We can measure just how far the Energiewende has pushed Germany toward the ultimate goal of decarbonization. In 2000, the country derived nearly 84 percent of its total primary energy from fossil fuels; this share fell to about 78 percent in 2019. If continued, this rate of decline would leave fossil fuels still providing nearly 70 percent of the country’s primary energy supply in 2050.


Meanwhile, during the same 20-year period, the United States reduced the share of fossil fuels in its primary energy consumption from 85.7 percent to 80 percent, cutting almost exactly as much as Germany did. The conclusion is as surprising as it is indisputable. Without anything like the expensive, target-mandated Energiewende, the United States has decarbonized at least as fast as Germany, the supposed poster child of emerging greenness.
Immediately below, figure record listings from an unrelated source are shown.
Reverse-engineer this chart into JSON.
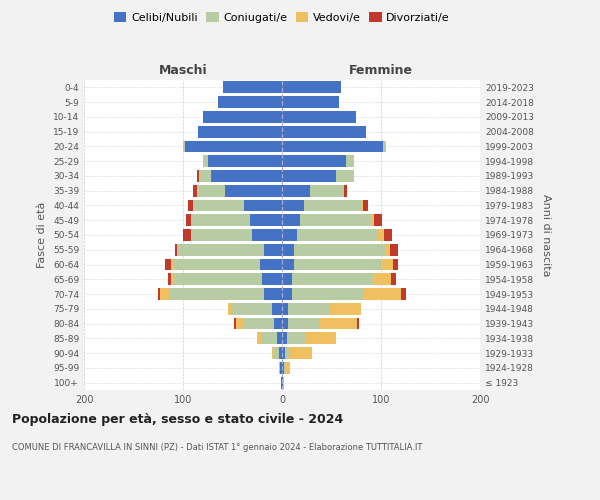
{
  "age_groups": [
    "100+",
    "95-99",
    "90-94",
    "85-89",
    "80-84",
    "75-79",
    "70-74",
    "65-69",
    "60-64",
    "55-59",
    "50-54",
    "45-49",
    "40-44",
    "35-39",
    "30-34",
    "25-29",
    "20-24",
    "15-19",
    "10-14",
    "5-9",
    "0-4"
  ],
  "birth_years": [
    "≤ 1923",
    "1924-1928",
    "1929-1933",
    "1934-1938",
    "1939-1943",
    "1944-1948",
    "1949-1953",
    "1954-1958",
    "1959-1963",
    "1964-1968",
    "1969-1973",
    "1974-1978",
    "1979-1983",
    "1984-1988",
    "1989-1993",
    "1994-1998",
    "1999-2003",
    "2004-2008",
    "2009-2013",
    "2014-2018",
    "2019-2023"
  ],
  "males": {
    "celibe": [
      1,
      2,
      3,
      5,
      8,
      10,
      18,
      20,
      22,
      18,
      30,
      32,
      38,
      58,
      72,
      75,
      98,
      85,
      80,
      65,
      60
    ],
    "coniugato": [
      0,
      1,
      5,
      15,
      30,
      42,
      95,
      90,
      88,
      88,
      62,
      60,
      52,
      28,
      12,
      5,
      2,
      0,
      0,
      0,
      0
    ],
    "vedovo": [
      0,
      0,
      2,
      5,
      8,
      3,
      10,
      2,
      2,
      0,
      0,
      0,
      0,
      0,
      0,
      0,
      0,
      0,
      0,
      0,
      0
    ],
    "divorziato": [
      0,
      0,
      0,
      0,
      2,
      0,
      2,
      3,
      6,
      2,
      8,
      5,
      5,
      4,
      2,
      0,
      0,
      0,
      0,
      0,
      0
    ]
  },
  "females": {
    "nubile": [
      1,
      2,
      3,
      5,
      6,
      6,
      10,
      10,
      12,
      12,
      15,
      18,
      22,
      28,
      55,
      65,
      102,
      85,
      75,
      58,
      60
    ],
    "coniugata": [
      0,
      1,
      5,
      18,
      32,
      42,
      72,
      82,
      88,
      92,
      82,
      72,
      58,
      35,
      18,
      8,
      3,
      0,
      0,
      0,
      0
    ],
    "vedova": [
      1,
      5,
      22,
      32,
      38,
      32,
      38,
      18,
      12,
      5,
      6,
      3,
      2,
      0,
      0,
      0,
      0,
      0,
      0,
      0,
      0
    ],
    "divorziata": [
      0,
      0,
      0,
      0,
      2,
      0,
      5,
      5,
      5,
      8,
      8,
      8,
      5,
      3,
      0,
      0,
      0,
      0,
      0,
      0,
      0
    ]
  },
  "colors": {
    "celibe": "#4472c4",
    "coniugato": "#b8cca4",
    "vedovo": "#f0c060",
    "divorziato": "#c0392b"
  },
  "legend_labels": [
    "Celibi/Nubili",
    "Coniugati/e",
    "Vedovi/e",
    "Divorziati/e"
  ],
  "title": "Popolazione per età, sesso e stato civile - 2024",
  "subtitle": "COMUNE DI FRANCAVILLA IN SINNI (PZ) - Dati ISTAT 1° gennaio 2024 - Elaborazione TUTTITALIA.IT",
  "ylabel_left": "Fasce di età",
  "ylabel_right": "Anni di nascita",
  "maschi_label": "Maschi",
  "femmine_label": "Femmine",
  "xlim": 200,
  "bg_color": "#f2f2f2",
  "plot_bg_color": "#ffffff"
}
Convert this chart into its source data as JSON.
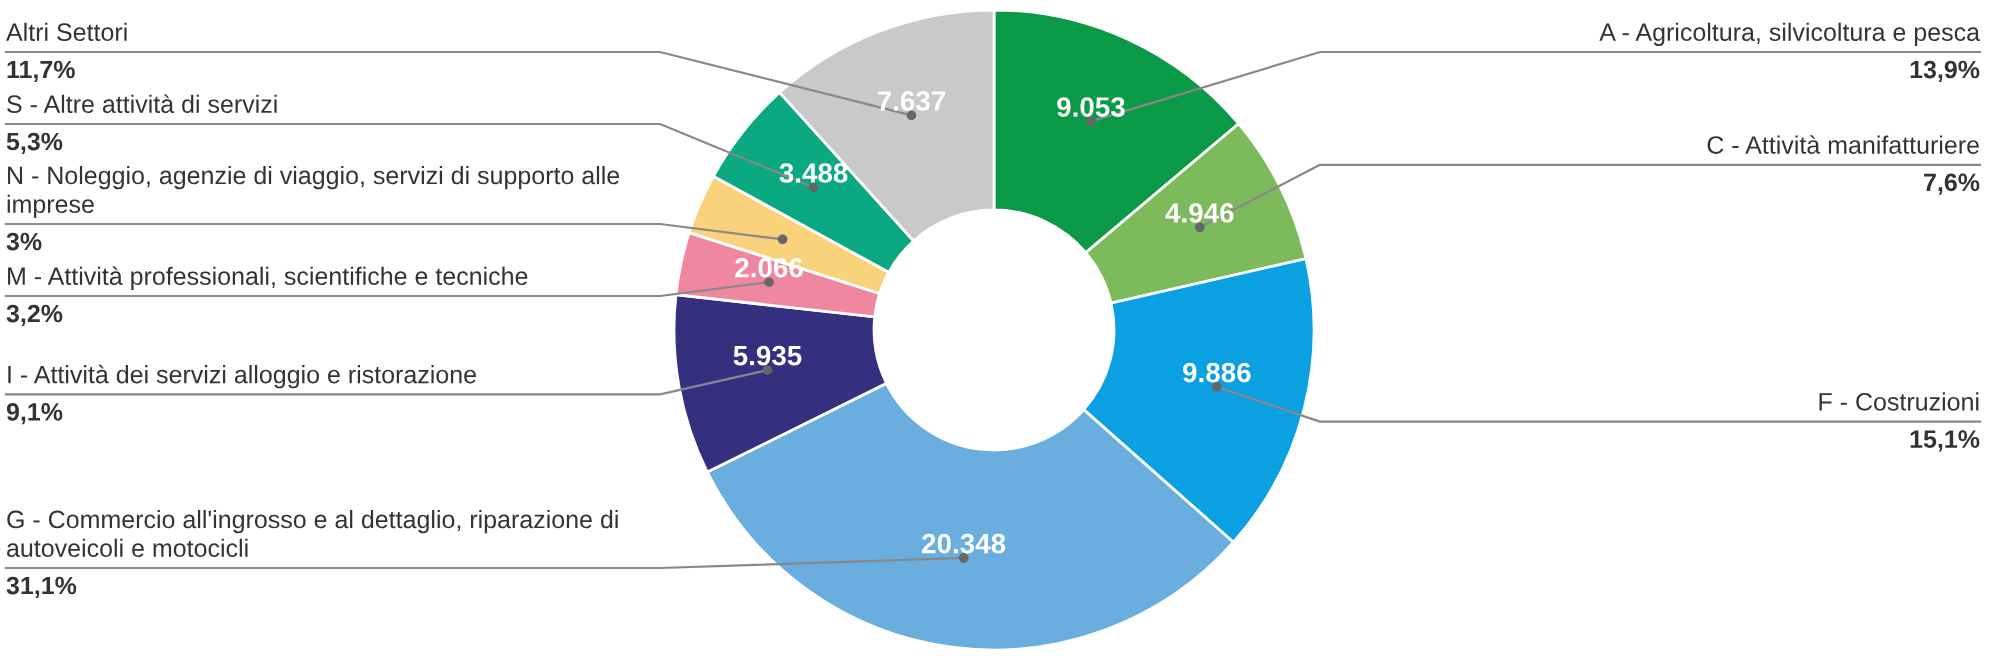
{
  "chart_data": {
    "type": "donut",
    "categories": [
      "A - Agricoltura, silvicoltura e pesca\n13,9%",
      "C - Attività manifatturiere\n7,6%",
      "F - Costruzioni\n15,1%",
      "G - Commercio all'ingrosso e al dettaglio, riparazione di\nautoveicoli e motocicli\n31,1%",
      "I - Attività dei servizi alloggio e ristorazione\n9,1%",
      "M - Attività professionali, scientifiche e tecniche\n3,2%",
      "N - Noleggio, agenzie di viaggio, servizi di supporto alle\nimprese\n3%",
      "S - Altre attività di servizi\n5,3%",
      "Altri Settori\n11,7%"
    ],
    "values": [
      9053,
      4946,
      9886,
      20348,
      5935,
      2066,
      2000,
      3488,
      7637
    ],
    "value_labels": [
      "9.053",
      "4.946",
      "9.886",
      "20.348",
      "5.935",
      "2.066",
      null,
      "3.488",
      "7.637"
    ],
    "colors": [
      "#0a9a47",
      "#7dba5b",
      "#0aa0e1",
      "#6aaee0",
      "#352f80",
      "#ee879f",
      "#fad27c",
      "#0aa981",
      "#c9c9c9"
    ]
  }
}
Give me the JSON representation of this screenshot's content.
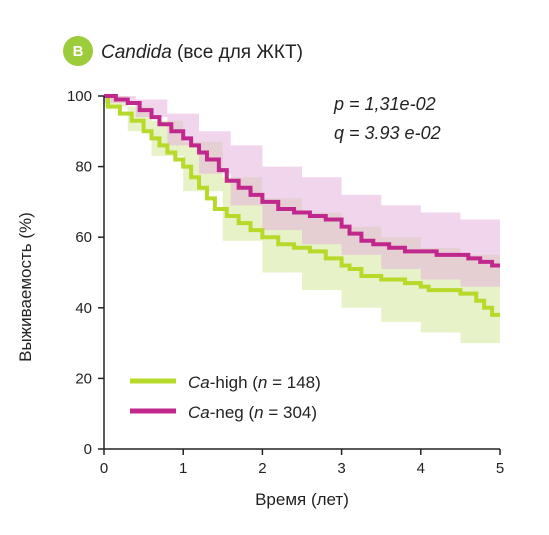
{
  "panel_badge": "B",
  "title": {
    "italic": "Candida",
    "rest": " (все для ЖКТ)"
  },
  "stats": {
    "p": "p = 1,31e-02",
    "q": "q = 3.93 e-02"
  },
  "colors": {
    "ca_high": "#b7d92a",
    "ca_high_band": "#d4e89a",
    "ca_neg": "#c0288e",
    "ca_neg_band": "#e3b3dc",
    "badge": "#9ccb3b",
    "axis": "#222222"
  },
  "legend": [
    {
      "prefix": "Ca",
      "suffix": "-high (",
      "n": "n",
      "tail": " = 148)"
    },
    {
      "prefix": "Ca",
      "suffix": "-neg (",
      "n": "n",
      "tail": " = 304)"
    }
  ],
  "chart_data": {
    "type": "line",
    "title": "Candida (все для ЖКТ)",
    "xlabel": "Время (лет)",
    "ylabel": "Выживаемость (%)",
    "xlim": [
      0,
      5
    ],
    "ylim": [
      0,
      100
    ],
    "x_ticks": [
      0,
      1,
      2,
      3,
      4,
      5
    ],
    "y_ticks": [
      0,
      20,
      40,
      60,
      80,
      100
    ],
    "x_tick_labels": [
      "0",
      "1",
      "2",
      "3",
      "4",
      "5"
    ],
    "y_tick_labels": [
      "0",
      "20",
      "40",
      "60",
      "80",
      "100"
    ],
    "grid": false,
    "legend_position": "bottom-left",
    "series": [
      {
        "name": "Ca-high (n = 148)",
        "step": [
          [
            0,
            100
          ],
          [
            0.05,
            97
          ],
          [
            0.2,
            95
          ],
          [
            0.35,
            93
          ],
          [
            0.5,
            90
          ],
          [
            0.6,
            88
          ],
          [
            0.7,
            86
          ],
          [
            0.8,
            84
          ],
          [
            0.9,
            82
          ],
          [
            1.0,
            80
          ],
          [
            1.1,
            77
          ],
          [
            1.2,
            74
          ],
          [
            1.3,
            71
          ],
          [
            1.4,
            68
          ],
          [
            1.55,
            66
          ],
          [
            1.7,
            64
          ],
          [
            1.85,
            62
          ],
          [
            2.0,
            60
          ],
          [
            2.2,
            58
          ],
          [
            2.4,
            57
          ],
          [
            2.6,
            56
          ],
          [
            2.8,
            54
          ],
          [
            3.0,
            52
          ],
          [
            3.1,
            51
          ],
          [
            3.25,
            49
          ],
          [
            3.5,
            48
          ],
          [
            3.8,
            47
          ],
          [
            4.0,
            46
          ],
          [
            4.1,
            45
          ],
          [
            4.3,
            45
          ],
          [
            4.5,
            44
          ],
          [
            4.7,
            42
          ],
          [
            4.8,
            40
          ],
          [
            4.9,
            38
          ],
          [
            5.0,
            38
          ]
        ],
        "ci_upper": [
          [
            0,
            100
          ],
          [
            0.3,
            97
          ],
          [
            0.6,
            93
          ],
          [
            1.0,
            87
          ],
          [
            1.5,
            77
          ],
          [
            2.0,
            71
          ],
          [
            2.5,
            67
          ],
          [
            3.0,
            63
          ],
          [
            3.5,
            60
          ],
          [
            4.0,
            57
          ],
          [
            4.5,
            55
          ],
          [
            5.0,
            51
          ]
        ],
        "ci_lower": [
          [
            0,
            97
          ],
          [
            0.3,
            90
          ],
          [
            0.6,
            83
          ],
          [
            1.0,
            73
          ],
          [
            1.5,
            59
          ],
          [
            2.0,
            50
          ],
          [
            2.5,
            45
          ],
          [
            3.0,
            40
          ],
          [
            3.5,
            36
          ],
          [
            4.0,
            33
          ],
          [
            4.5,
            30
          ],
          [
            5.0,
            24
          ]
        ]
      },
      {
        "name": "Ca-neg (n = 304)",
        "step": [
          [
            0,
            100
          ],
          [
            0.15,
            99
          ],
          [
            0.3,
            98
          ],
          [
            0.45,
            96
          ],
          [
            0.6,
            94
          ],
          [
            0.7,
            92
          ],
          [
            0.85,
            90
          ],
          [
            1.0,
            88
          ],
          [
            1.1,
            86
          ],
          [
            1.2,
            84
          ],
          [
            1.3,
            82
          ],
          [
            1.45,
            79
          ],
          [
            1.55,
            76
          ],
          [
            1.7,
            74
          ],
          [
            1.85,
            72
          ],
          [
            2.0,
            70
          ],
          [
            2.2,
            68
          ],
          [
            2.4,
            67
          ],
          [
            2.6,
            66
          ],
          [
            2.8,
            65
          ],
          [
            3.0,
            63
          ],
          [
            3.1,
            61
          ],
          [
            3.25,
            59
          ],
          [
            3.4,
            58
          ],
          [
            3.6,
            57
          ],
          [
            3.8,
            56
          ],
          [
            4.0,
            56
          ],
          [
            4.2,
            55
          ],
          [
            4.4,
            55
          ],
          [
            4.6,
            54
          ],
          [
            4.75,
            53
          ],
          [
            4.9,
            52
          ],
          [
            5.0,
            52
          ]
        ],
        "ci_upper": [
          [
            0,
            100
          ],
          [
            0.4,
            99
          ],
          [
            0.8,
            95
          ],
          [
            1.2,
            90
          ],
          [
            1.6,
            86
          ],
          [
            2.0,
            80
          ],
          [
            2.5,
            77
          ],
          [
            3.0,
            72
          ],
          [
            3.5,
            69
          ],
          [
            4.0,
            67
          ],
          [
            4.5,
            65
          ],
          [
            5.0,
            64
          ]
        ],
        "ci_lower": [
          [
            0,
            98
          ],
          [
            0.4,
            94
          ],
          [
            0.8,
            86
          ],
          [
            1.2,
            78
          ],
          [
            1.6,
            69
          ],
          [
            2.0,
            62
          ],
          [
            2.5,
            58
          ],
          [
            3.0,
            55
          ],
          [
            3.5,
            51
          ],
          [
            4.0,
            48
          ],
          [
            4.5,
            46
          ],
          [
            5.0,
            44
          ]
        ]
      }
    ]
  }
}
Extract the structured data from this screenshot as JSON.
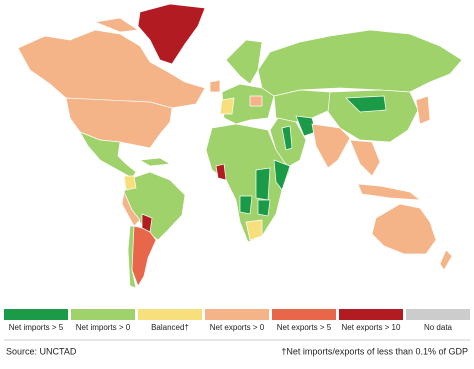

The Historic Carbon Emissions Decline


In the seven years since 2005 energy related carbon emissions in the United States have fallen by 12%.

This decline has brought the US back to an emissions level not seen since 1994, putting it on course to achieving its target of a 17% cut on 2005 levels by 2020.



American Footprints Lowest in 50 Years


If we look at the same carbon emissions in per capita terms the recent decline looks even more impressive. Not since 1963 have average carbon emissions per person been so low in the United States.